Because a receiver in mobile communications in
general does not know the direction-of-arrival (DOA) of
incident signals (particularly in multipath scenarios), the
receiver should be made to work under DOA-blind
conditions.
Before introducing our system model, let us first review
some related work in this area. Pham and Vu [1] studies an
adaptive MMSE and antenna array system, where the LMS
algorithm was used for both adaptive beamforming and
MMSE detection. It is well known that the LMS algorithm
is rather sensitive to the eigenvalue-spread of an input
correlation matrix (which is related to MAI power) [2].
Thus, it may not be a good choice to only use an LMS
algorithm, due to its power-dependent convergence property
that is associated with the near far effect.
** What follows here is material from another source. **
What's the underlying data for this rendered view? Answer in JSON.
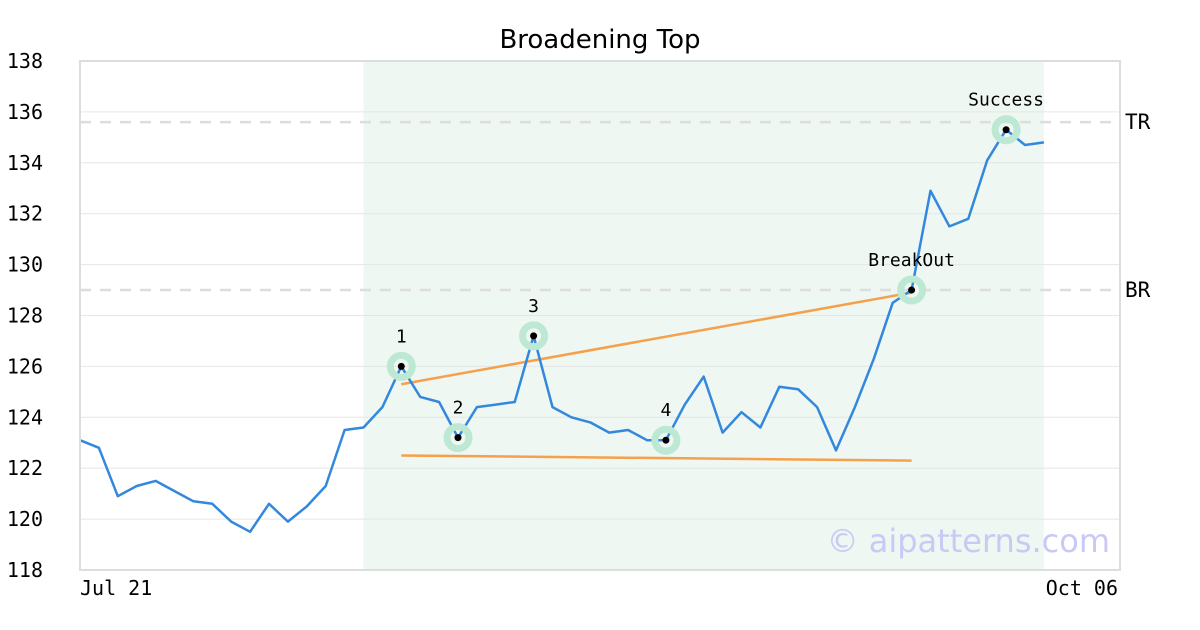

On the other
hand, the convergence speed of an RLS algorithm is
interference power independent, making it more preferable
for applications in time-varying channels. The paper,
unfortunately, did not address the issues associated with
the application of the RLS adaptive method. Besides, the
MMSE detection concerned in the paper operates on the
entire message length and thus the complexity of MMSE is
another serious concern. Miller [3] presented a scheme for a
single-user direct sequence/code division multiple access
(DS/CDMA) receiver using a chip waveform matched filter
followed by an adaptive equaliser to perform the despreading
operation. The performance of such an adaptive receiver
was compared with a conventional receiver. Chin and Chao
[4] proposed an LMS-adaptive minimum least square error
(MLSE) equalisation scheme for signal detection under a
multipath fading channel. The core of the scheme consists
of an LMS estimator and a linear channel predictor. The
authors succeeded in deriving a new upper bound on the
block error rate by considering imperfect channel estimates.
J. Razavilar et al. [5] offered a comprehensive tutorial on
smart antenna systems with software radio implementations.
Their paper also, in particular, addressed the issues of
adaptive beamforming. In another paper [6], published by
F. Rashid-Farrokhi et al., the issues of joint power control
and beamforming were studied.